Louise Blouin Foundation
3 Olaf Street London W11 4BE
This is the first major UK show for 40 years of the not-so-well-known 20th century woman sculptor, Louise Nevelson (1899-1988). A Russian émigré, she moved with her parents to the US and established herself in New York in the 1920s.
The work on display, from the 1950s to the 1980s, consists of wall hanging, free standing and monumental constructions of wooden objects. In the earlier works of screwed-together found objects there is a predominance of turned furniture components – particularly chair and table arms and legs. More robust materials – steel wall cladding and conveyor belt rollers - do get a look in but there is an ambivalence between the genteel and detailed artefacts of the 19h century and the gigantism of New York’s grim industrial plants.
The later works become more formal and serial – they are made of stacked boxes inhabited by interior constructions that are controlled but seemingly random variations on a theme. These pieces are painted a strange matt unblack ‘black’ that pulls them together visually and give the interiors of the deeper boxes a mysterious almost spiritual air.

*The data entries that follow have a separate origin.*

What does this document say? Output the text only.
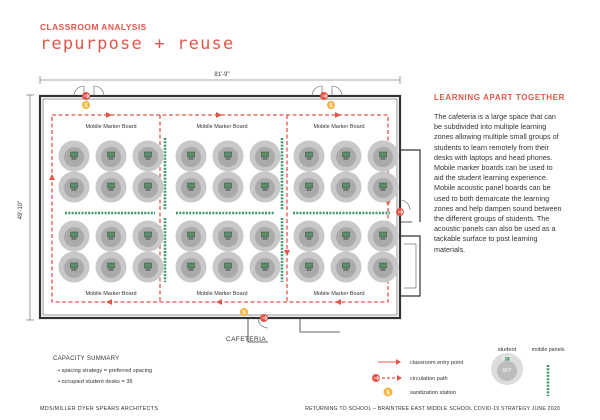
CLASSROOM ANALYSIS
repurpose + reuse
81'-9"
49'-10"
S	S
S
Mobile Marker Board	Mobile Marker Board	Mobile Marker Board
Mobile Marker Board	Mobile Marker Board	Mobile Marker Board
CAFETERIA
classroom entry point
circulation path
S	sanitization station
student
8FT
6FT
mobile panels
LEARNING APART TOGETHER
The cafeteria is a large space that can be subdivided into multiple learning zones allowing multiple small groups of students to learn remotely from their desks with laptops and head phones. Mobile marker boards can be used to aid the student learning experience. Mobile acoustic panel boards can be used to both demarcate the learning zones and help dampen sound between the different groups of students. The acoustic panels can also be used as a tackable surface to post learning materials.
CAPACITY SUMMARY
• spacing strategy = preferred spacing
• occupied student desks = 36
MDS/MILLER DYER SPEARS ARCHITECTS	RETURNING TO SCHOOL – BRAINTREE EAST MIDDLE SCHOOL COVID-19 STRATEGY JUNE 2020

They say that persistence pays in the art world and you would need to be persistent and focussed to succeed as a woman in the macho clamour of post-war New York. Nevelson talked about her work in formal terms as the ‘in-between place, of the material I use and the manifestation afterwards.’ You could also say that she constructed herself a distinctive in-between place between the flamboyance and spirituality of the Abstract Expressionists – many of whom were her close friends – and the austerity of Minimalism’s concerns with hands-off rule-based progressions and series.
Nevelson’s work is quieter and less immediately engaging than her contemporary New Yorker, Louise Bourgeois. Here there is little or no hint of a conscious articulation of gendered concerns (although the use of the chair, table and box are perhaps pointers to a contained and flexible domestic space). Rather, we are confronted with a stillness and silence in the later monumental works that briefly hold our attention in the onward rush of the multi-coloured, cacophonous, Manhattanised world that looms as the Westfield Shopping Centre just behind the gallery.